User activity is measured through Google Analytics, during beta stage there were 50 monthly users, on launch this increased to 80 users on day one and 350 monthly users following adoption. Originally it was assumed that salespeople would use their iPads to access the program and the dashboards were optimised for iPad, this assumption turned out to be incorrect as 97% of usage is through desktop computers. This insight aided in optimising the product for an easier user experience. User behaviour within the platform is also tracked by analysing queries to the underlying Big Query database. This allows analysis of metrics and newspapers selected by sales reps when pitching to clients, this informs product management decisions as popular industries such as real estate can be expanded on.
Feedback from salespeople indicates that insights from the platform have contributed directly to generating new revenue. Additionally, sales people now have more time to sell rather than search for information to put into pitching decks so the platform has saved a significant amount of time for salespeople and marketing managers. Prior to the launch of the platform; audience insights were transmitted in static documents via email, this was time consuming and resulted in out-of-date information being used throughout the business. The business has benefitted from the existence of a single source of truth as the data is always accurate and always up to date. The platform is now seeing adoption in business units outside of sales as its insights have been quoted by journalists in ACM publications. The platform has also gained success on the international awards circuit as it came first in the BIGGIES Global – Excellence in Business Process Efficiency category and is currently a finalist in INMA Awards categories for Audience Research and Data Analytics.
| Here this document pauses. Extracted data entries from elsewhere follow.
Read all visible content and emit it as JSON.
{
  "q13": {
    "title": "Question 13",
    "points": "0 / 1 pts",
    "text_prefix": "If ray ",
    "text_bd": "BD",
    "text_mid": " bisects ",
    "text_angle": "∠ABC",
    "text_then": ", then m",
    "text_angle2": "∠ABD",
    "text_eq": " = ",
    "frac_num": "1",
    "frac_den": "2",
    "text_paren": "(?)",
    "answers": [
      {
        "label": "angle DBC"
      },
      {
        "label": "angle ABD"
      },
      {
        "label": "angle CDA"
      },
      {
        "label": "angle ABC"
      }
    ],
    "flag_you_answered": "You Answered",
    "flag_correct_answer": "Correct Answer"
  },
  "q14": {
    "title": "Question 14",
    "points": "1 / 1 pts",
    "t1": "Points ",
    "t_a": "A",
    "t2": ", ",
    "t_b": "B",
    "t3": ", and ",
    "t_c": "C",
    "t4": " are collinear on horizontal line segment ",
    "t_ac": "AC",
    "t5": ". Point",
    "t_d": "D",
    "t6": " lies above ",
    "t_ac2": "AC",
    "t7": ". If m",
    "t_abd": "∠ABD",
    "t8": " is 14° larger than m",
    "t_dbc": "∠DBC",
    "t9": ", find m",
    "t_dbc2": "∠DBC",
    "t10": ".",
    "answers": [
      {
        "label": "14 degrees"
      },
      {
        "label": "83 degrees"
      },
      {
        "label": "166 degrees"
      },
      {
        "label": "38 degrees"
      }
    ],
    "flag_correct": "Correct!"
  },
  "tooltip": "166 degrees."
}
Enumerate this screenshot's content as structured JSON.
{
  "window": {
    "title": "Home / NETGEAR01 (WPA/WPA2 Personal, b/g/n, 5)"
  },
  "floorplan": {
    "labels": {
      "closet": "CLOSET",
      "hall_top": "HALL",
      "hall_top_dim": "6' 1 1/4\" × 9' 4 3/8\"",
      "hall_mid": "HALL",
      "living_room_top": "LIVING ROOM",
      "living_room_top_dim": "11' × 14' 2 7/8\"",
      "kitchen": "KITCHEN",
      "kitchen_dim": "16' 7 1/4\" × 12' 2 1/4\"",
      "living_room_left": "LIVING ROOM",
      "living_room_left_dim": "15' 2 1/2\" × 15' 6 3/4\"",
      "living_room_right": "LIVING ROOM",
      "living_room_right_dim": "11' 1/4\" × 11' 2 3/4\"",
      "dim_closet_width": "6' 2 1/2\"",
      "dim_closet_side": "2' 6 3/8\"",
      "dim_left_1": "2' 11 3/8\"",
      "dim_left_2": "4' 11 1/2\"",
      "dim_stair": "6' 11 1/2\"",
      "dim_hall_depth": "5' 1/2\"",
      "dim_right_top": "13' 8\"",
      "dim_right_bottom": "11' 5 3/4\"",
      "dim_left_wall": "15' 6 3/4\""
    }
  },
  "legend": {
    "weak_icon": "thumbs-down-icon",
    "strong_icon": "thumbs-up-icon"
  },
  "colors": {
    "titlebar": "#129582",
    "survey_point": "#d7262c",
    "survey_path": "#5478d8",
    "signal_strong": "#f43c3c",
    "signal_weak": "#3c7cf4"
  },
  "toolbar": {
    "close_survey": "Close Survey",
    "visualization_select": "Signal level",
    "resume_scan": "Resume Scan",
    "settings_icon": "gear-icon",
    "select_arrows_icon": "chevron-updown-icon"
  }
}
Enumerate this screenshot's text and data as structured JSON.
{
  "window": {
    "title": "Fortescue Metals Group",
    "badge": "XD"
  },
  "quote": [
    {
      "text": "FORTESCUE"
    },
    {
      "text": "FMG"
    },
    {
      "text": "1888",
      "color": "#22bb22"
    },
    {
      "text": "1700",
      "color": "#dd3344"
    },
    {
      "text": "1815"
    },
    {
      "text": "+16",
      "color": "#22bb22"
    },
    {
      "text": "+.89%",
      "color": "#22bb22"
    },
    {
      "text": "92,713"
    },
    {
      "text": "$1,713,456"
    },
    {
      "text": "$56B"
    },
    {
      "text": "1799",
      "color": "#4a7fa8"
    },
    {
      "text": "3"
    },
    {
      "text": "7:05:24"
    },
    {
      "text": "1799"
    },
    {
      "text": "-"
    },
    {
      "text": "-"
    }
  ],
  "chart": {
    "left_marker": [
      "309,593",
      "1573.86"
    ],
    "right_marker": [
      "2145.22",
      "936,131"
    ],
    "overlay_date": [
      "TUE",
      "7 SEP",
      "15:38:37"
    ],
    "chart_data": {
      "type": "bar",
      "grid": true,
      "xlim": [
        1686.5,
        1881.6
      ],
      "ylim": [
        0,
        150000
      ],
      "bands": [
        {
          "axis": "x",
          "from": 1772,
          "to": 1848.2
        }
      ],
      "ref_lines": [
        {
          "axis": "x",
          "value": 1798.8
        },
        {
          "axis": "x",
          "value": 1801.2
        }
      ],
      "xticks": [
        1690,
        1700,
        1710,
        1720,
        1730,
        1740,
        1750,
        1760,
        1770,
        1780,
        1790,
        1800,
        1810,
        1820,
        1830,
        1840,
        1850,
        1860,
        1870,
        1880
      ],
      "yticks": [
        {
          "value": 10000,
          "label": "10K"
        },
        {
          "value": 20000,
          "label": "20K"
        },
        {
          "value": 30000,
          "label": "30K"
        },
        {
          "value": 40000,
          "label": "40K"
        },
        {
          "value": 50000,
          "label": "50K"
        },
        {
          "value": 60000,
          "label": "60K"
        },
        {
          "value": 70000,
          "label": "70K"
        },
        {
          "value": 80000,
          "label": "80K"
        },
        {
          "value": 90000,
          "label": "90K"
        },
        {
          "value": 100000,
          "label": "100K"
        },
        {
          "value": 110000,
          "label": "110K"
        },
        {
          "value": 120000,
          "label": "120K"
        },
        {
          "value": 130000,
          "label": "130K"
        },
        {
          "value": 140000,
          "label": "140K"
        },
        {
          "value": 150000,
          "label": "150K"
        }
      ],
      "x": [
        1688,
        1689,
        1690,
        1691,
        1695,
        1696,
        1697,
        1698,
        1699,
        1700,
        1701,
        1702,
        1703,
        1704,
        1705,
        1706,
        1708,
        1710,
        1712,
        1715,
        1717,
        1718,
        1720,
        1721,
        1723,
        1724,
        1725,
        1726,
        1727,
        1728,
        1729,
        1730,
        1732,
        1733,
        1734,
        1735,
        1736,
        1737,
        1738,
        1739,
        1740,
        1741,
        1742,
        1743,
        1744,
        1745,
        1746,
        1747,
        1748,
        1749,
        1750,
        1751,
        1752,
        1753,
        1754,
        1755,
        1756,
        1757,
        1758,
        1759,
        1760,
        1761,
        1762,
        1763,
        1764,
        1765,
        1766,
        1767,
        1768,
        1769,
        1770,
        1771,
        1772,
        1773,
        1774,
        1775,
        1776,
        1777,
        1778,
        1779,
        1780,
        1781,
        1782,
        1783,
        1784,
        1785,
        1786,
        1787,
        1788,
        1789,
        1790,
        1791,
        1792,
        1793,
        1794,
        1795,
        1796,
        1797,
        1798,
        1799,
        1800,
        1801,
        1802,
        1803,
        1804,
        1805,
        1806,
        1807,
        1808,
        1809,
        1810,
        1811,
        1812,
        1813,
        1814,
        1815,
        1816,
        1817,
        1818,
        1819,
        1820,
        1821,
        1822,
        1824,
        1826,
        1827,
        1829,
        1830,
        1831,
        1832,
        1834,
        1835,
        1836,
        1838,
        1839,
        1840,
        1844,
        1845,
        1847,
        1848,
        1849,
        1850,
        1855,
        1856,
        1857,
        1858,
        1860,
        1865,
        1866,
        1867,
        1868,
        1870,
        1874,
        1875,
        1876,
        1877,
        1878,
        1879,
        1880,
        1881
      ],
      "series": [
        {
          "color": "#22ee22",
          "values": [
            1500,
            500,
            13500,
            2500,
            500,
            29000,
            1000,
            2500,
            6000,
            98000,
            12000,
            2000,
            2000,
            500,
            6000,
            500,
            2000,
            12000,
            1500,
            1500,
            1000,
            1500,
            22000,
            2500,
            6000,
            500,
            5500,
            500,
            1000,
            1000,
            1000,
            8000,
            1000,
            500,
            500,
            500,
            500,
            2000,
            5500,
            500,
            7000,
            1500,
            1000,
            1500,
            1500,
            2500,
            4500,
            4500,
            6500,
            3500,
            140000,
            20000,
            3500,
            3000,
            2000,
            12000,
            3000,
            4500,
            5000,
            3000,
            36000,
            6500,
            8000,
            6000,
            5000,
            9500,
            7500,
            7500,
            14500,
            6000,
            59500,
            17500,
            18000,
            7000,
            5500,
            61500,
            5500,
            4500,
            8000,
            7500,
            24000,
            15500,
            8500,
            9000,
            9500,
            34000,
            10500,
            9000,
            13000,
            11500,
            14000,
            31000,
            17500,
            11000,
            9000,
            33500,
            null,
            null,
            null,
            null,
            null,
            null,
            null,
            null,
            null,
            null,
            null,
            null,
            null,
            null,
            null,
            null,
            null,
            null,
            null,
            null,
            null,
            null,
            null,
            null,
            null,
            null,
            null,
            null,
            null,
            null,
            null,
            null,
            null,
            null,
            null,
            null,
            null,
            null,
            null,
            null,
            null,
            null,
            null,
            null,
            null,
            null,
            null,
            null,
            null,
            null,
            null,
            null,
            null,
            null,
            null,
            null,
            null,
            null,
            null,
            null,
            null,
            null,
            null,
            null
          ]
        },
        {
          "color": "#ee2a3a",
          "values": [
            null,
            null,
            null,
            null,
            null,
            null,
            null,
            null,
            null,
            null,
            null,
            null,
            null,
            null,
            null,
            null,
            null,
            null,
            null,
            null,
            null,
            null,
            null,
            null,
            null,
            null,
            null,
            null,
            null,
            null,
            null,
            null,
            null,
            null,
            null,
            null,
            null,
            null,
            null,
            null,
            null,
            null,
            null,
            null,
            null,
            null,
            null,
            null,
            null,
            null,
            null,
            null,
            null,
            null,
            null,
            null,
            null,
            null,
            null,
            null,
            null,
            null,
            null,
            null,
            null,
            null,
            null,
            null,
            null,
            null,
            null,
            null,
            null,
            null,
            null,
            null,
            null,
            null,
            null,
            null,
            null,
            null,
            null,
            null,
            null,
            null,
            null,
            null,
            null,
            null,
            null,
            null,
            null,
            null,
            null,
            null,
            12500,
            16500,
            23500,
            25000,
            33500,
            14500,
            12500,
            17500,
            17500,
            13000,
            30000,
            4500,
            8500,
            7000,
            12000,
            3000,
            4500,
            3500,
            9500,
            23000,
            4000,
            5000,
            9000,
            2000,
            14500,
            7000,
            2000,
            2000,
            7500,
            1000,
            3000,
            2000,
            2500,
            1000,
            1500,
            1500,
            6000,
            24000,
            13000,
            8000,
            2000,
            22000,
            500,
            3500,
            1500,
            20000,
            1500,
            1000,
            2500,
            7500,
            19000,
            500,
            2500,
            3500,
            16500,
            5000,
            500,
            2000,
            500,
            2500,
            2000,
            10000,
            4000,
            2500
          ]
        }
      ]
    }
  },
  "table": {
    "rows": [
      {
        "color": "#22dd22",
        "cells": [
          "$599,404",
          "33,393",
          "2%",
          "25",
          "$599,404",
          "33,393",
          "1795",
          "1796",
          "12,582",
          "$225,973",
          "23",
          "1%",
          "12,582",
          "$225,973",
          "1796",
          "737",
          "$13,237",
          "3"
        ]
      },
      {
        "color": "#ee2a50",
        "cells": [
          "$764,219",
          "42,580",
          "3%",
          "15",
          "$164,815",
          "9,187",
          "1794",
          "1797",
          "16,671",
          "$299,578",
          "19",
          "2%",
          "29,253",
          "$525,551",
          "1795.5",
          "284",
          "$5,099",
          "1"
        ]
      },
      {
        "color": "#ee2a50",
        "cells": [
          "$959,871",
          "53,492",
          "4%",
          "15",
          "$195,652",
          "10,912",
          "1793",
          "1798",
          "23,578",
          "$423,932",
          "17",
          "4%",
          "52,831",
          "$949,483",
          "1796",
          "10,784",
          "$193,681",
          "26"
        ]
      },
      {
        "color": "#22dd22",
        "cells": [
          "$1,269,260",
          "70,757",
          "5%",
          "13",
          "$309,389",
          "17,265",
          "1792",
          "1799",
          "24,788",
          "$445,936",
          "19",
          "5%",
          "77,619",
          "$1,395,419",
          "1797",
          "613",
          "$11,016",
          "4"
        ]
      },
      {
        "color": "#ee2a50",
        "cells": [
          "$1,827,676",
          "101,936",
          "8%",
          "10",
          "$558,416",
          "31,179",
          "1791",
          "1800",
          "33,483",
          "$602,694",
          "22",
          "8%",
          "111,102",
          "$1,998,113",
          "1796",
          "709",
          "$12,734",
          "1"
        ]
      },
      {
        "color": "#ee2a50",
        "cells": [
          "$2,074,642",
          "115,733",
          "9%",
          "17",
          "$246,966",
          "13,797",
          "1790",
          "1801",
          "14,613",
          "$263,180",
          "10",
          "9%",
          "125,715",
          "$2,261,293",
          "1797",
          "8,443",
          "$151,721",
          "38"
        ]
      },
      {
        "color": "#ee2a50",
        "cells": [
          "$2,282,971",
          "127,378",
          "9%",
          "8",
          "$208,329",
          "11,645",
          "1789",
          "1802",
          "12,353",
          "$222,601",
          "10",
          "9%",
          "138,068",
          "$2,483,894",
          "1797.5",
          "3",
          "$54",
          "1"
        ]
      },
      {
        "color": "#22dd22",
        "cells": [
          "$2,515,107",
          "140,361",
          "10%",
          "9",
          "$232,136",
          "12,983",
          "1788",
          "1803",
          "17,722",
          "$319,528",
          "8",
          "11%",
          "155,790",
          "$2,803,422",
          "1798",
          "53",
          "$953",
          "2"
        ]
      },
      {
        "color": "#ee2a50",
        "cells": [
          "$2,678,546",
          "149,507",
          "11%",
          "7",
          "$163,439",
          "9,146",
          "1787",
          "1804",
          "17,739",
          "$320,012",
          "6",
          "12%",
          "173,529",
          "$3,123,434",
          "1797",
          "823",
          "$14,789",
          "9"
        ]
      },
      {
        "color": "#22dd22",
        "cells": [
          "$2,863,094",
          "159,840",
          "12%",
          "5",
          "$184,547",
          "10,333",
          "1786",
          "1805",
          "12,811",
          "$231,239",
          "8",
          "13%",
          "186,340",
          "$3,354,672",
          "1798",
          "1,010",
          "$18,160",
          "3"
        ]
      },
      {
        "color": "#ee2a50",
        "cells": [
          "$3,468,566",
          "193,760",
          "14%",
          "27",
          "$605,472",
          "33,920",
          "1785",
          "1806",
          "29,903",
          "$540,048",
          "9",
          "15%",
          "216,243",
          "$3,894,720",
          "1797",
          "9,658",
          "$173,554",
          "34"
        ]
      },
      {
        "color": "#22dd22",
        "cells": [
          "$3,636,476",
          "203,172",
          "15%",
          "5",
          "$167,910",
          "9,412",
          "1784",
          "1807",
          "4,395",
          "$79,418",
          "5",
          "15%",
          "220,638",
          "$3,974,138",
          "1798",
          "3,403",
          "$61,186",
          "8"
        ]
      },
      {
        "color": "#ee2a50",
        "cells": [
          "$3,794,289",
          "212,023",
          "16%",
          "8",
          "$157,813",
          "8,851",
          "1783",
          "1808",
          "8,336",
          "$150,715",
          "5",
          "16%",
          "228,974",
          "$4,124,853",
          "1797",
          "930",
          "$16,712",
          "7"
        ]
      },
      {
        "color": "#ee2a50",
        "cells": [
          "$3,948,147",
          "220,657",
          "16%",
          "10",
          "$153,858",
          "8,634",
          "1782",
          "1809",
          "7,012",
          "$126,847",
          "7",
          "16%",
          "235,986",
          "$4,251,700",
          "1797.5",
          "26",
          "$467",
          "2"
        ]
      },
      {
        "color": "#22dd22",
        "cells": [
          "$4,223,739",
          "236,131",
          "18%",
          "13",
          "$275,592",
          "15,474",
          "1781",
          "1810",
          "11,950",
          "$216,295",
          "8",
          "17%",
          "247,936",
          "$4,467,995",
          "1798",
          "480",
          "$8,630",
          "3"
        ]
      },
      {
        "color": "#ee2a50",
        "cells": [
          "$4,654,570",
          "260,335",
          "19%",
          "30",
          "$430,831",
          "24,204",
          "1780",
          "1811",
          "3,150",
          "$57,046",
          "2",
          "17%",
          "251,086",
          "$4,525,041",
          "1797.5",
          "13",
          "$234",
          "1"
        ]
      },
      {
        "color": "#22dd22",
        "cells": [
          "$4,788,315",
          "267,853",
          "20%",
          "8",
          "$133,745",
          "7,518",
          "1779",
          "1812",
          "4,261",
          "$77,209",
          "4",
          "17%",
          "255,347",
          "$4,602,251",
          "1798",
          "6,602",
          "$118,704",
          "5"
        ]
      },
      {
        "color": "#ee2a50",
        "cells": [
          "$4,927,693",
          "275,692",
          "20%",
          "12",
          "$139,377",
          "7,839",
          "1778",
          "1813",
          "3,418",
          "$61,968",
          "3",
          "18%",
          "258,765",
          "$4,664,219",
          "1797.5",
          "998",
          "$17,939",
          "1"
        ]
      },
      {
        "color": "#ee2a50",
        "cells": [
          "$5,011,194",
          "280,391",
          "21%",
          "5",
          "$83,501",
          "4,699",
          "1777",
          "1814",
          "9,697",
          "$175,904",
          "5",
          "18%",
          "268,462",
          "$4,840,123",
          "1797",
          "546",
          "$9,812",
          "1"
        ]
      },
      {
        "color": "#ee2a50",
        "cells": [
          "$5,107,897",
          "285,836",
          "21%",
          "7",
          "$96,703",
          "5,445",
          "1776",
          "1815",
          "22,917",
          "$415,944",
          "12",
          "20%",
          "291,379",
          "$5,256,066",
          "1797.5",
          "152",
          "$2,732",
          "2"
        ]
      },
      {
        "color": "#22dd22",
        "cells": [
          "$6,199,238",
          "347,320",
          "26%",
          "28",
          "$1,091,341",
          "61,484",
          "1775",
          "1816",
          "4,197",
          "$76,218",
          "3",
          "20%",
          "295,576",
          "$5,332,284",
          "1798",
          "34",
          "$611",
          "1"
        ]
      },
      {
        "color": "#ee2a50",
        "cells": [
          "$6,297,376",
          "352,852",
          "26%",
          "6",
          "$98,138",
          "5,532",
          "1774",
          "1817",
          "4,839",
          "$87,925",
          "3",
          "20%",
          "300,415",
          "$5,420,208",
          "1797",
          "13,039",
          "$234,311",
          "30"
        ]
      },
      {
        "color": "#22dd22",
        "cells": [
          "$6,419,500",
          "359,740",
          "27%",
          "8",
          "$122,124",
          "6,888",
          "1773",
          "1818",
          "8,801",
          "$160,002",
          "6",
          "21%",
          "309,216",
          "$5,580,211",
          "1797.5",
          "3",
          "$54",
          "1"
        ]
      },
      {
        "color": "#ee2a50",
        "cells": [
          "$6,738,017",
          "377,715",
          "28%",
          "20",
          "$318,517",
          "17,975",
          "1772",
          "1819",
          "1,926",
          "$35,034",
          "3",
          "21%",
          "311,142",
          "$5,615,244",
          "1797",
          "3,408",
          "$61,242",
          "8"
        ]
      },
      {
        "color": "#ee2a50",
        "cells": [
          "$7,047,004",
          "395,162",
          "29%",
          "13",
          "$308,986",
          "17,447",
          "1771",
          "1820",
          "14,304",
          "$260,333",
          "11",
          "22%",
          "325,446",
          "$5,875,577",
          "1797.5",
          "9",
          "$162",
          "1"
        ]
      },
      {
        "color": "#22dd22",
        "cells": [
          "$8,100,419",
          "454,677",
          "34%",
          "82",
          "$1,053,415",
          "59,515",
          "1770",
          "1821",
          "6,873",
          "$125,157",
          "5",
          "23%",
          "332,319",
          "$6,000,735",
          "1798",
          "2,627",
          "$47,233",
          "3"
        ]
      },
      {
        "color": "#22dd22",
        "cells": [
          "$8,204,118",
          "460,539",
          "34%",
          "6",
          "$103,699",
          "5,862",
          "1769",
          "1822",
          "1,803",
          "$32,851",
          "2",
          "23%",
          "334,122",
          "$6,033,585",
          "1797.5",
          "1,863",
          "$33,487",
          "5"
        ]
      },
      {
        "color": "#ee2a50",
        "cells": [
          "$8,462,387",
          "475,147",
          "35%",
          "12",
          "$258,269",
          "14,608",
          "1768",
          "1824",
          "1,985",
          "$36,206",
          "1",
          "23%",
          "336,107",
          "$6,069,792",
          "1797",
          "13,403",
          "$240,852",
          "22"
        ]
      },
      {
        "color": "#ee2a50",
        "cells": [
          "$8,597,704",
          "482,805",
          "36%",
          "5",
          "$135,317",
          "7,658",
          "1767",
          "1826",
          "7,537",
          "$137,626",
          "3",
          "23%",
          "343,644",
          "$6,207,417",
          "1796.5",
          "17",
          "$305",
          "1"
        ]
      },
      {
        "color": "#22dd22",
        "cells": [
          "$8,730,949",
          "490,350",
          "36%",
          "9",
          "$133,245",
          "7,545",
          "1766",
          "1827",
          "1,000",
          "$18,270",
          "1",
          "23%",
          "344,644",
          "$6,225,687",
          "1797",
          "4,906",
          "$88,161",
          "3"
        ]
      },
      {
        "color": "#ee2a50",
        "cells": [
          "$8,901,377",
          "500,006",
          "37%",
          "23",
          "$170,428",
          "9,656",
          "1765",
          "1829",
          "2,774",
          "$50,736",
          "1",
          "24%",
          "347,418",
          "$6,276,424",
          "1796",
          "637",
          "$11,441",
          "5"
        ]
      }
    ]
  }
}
The project is sustainable long-term as the data processing runs on Google Cloud meaning that it is scalable to our needs and costs to expand functionality will be variable. The current project is unifying all disparate sources of data into a data warehouse which would be accessible to users via InsightsPlus. A key learning of this project has been that all data sources need to be transferred into the cloud using APIs as quickly as possible and there are significant benefits to maintaining all data flows and storage on the same IaaS platform (in this case Google Cloud Platform).